Dans le cadre d’un vaste remaniement de la haute direction de Bell Média annoncé cette semaine, Nathalie Cook a été nommée vice-présidente responsable de RDS. Mme Cook, qui vit à Toronto, dirigeait déjà la chaîne anglaise TSN depuis l’an dernier.

Depuis le départ à la retraite de Gerry Frappier, en mars 2019, c’est la Québécoise Karine Moses qui présidait aux destinées de RDS.

« Mme Cook est de Montréal et parle très bien français », a assuré au Journal une porte-parole de Bell, Caroline Audet.

Dans les bureaux de CTV

« Elle est basée dans les bureaux de CTV à Toronto, mais évidemment, les bureaux de RDS et le siège social de Bell sont à Montréal », a-t-elle ajouté.

M. Frappier, qui a été aux commandes de RDS pendant 20 ans, ne croit pas que la nomination de Nathalie Cook réduira le rôle des dirigeants québécois de la chaîne dans la prise de décisions.

« Pour ce qui est de la couverture au quotidien et le bouclage d’une grille-horaire, je ne pense pas qu’elle va s’occuper de ça.
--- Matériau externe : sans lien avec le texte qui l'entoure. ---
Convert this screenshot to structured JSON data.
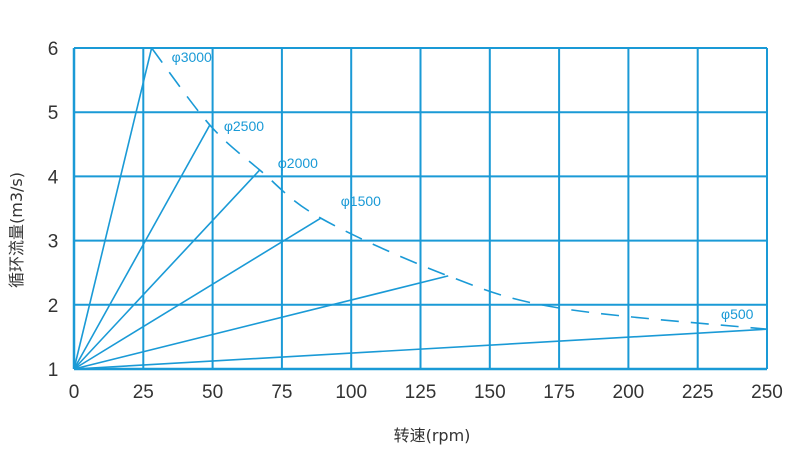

Ce n’est pas dans sa nature », a-t-il confié au Journal, hier.

L’ex-PDG de RDS a souligné que « trois mousquetaires » d’expérience sont à l’emploi de la chaîne depuis plusieurs années : les vice-présidents Charles Perreault, Robert Turcotte et Domenic Vannelli.
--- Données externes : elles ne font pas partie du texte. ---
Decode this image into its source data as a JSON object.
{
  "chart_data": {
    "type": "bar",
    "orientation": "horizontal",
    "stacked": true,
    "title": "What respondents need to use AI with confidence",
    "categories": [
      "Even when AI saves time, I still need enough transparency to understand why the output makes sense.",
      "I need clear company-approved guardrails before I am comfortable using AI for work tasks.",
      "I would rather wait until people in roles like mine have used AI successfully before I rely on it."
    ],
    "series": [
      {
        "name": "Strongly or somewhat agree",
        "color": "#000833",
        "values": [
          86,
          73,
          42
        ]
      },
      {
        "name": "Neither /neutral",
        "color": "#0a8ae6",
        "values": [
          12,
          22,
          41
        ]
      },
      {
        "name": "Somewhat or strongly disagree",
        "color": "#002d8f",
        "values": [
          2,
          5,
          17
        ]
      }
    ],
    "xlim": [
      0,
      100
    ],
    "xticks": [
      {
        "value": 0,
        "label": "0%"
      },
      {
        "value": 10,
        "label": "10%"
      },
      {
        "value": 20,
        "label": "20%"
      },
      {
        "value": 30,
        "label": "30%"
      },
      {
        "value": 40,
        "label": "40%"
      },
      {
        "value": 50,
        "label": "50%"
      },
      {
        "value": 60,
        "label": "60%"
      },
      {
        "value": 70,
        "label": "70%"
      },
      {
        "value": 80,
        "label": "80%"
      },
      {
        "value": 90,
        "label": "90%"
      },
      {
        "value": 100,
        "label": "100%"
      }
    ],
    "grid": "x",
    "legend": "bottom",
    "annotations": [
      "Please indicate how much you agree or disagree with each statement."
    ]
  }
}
Le Syndicat des employés du Réseau des sports n’a pas souhaité réagir à l’arrivée de Mme Cook, hier.

Poste pancanadien à Montréal

De son côté, Mme Moses ajoute à ses fonctions de présidente de Bell au Québec celles de première vice-présidente au contenu et aux nouvelles de Bell Média.

À partir de Montréal, « Karine supervisera le développement de tous les contenus en français et en anglais pour la télévision, la radio et les plateformes numériques à travers le Canada, y compris toutes les émissions d’information locales et nationales », a précisé Mme Audet.

« Il doit y avoir du monde [au siège de Bell Média] à Toronto qui se pose bien plus de questions par rapport à Karine et à ses nouvelles responsabilités élargies que par rapport à Nathalie [Cook] », a soutenu Gerry Frappier.

Celui-ci a noté qu’à l’instar de bien des chaînes spécialisées, RDS fait face à un double défi : la baisse des revenus publicitaires découlant notamment de la pandémie et celle du nombre d’abonnés liée, entre autres, à la popularité croissante des services de diffusion en continu.

« Là où le bât blesse, c’est la baisse des revenus d’abonnement, a estimé M. Frappier. [...] C’est un enjeu structurel beaucoup plus inquiétant [que le recul des ventes publicitaires]. »


♦ Pendant les neuf premiers mois de 2020, les revenus de Bell Média ont diminué de 16 % tandis que son bénéfice d’exploitation a chuté de 22 %.